You have spectacularly missed the point of the OP. First…why would a student being placed in a class to which they are suited be a “loss” for the parent? Why is education a competition?

I never gave any example of students forced to sit through dumbed down classes for which they were over-qualified, to meet the needs of some educational bureaucray – quite the contrary: my experience is with students thrown in over their head to satisfy their parents ego.

[QUOTE=OtakuLoki…As I think some of my other posts in this thread have made clear…[/quote]
I haven’t read the whole thread, just the first few posts.

It wasn’t (isn’t) dysfunctional; just small, rural, and poor.

My own rural high school had some brilliant electives. The two that stick out are Agriculture and Industrial Arts, although if you really worked your schedule around you might have been able to take German.

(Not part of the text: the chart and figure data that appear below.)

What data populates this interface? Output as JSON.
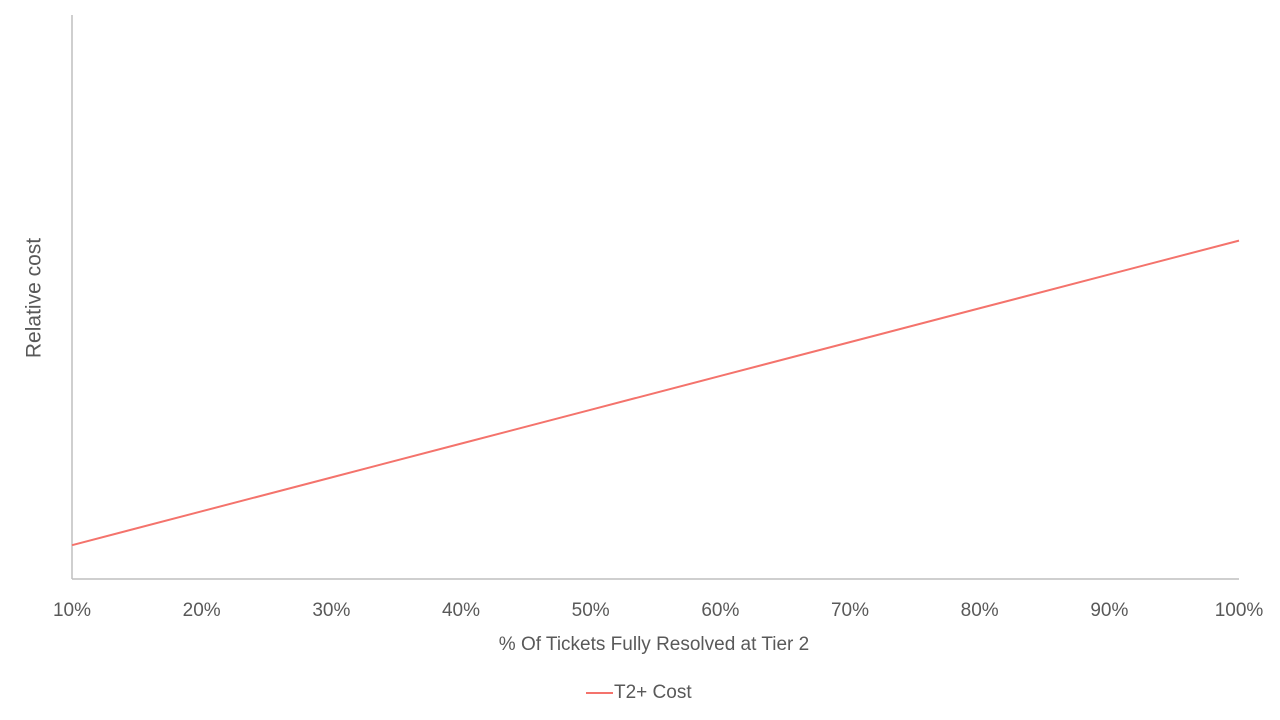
{
  "chart_data": {
    "type": "line",
    "x_label": "% Of Tickets Fully Resolved at Tier 2",
    "y_label": "Relative cost",
    "categories": [
      "10%",
      "20%",
      "30%",
      "40%",
      "50%",
      "60%",
      "70%",
      "80%",
      "90%",
      "100%"
    ],
    "series": [
      {
        "name": "T2+ Cost",
        "color": "#f4736c",
        "values": [
          6,
          12,
          18,
          24,
          30,
          36,
          42,
          48,
          54,
          60
        ]
      }
    ],
    "ylim": [
      0,
      100
    ],
    "legend": "bottom"
  }
}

But I want to get back to the OPs bitches as I know nothing about where he is from. There are perceptions and there are facts. I want to know if each and every middle school in jsc1953’s district offer identical classes in identical subjects in identical time frames. I want to know if each and every school offers biology right before lunch period…or if, maybe, three or four schools have 10 biology classes a day while the rest of them offer one single bio class that can only accomodate 20 students per semester.

An “identical” curriculum is most definitely not the same thing as “identical” accessability.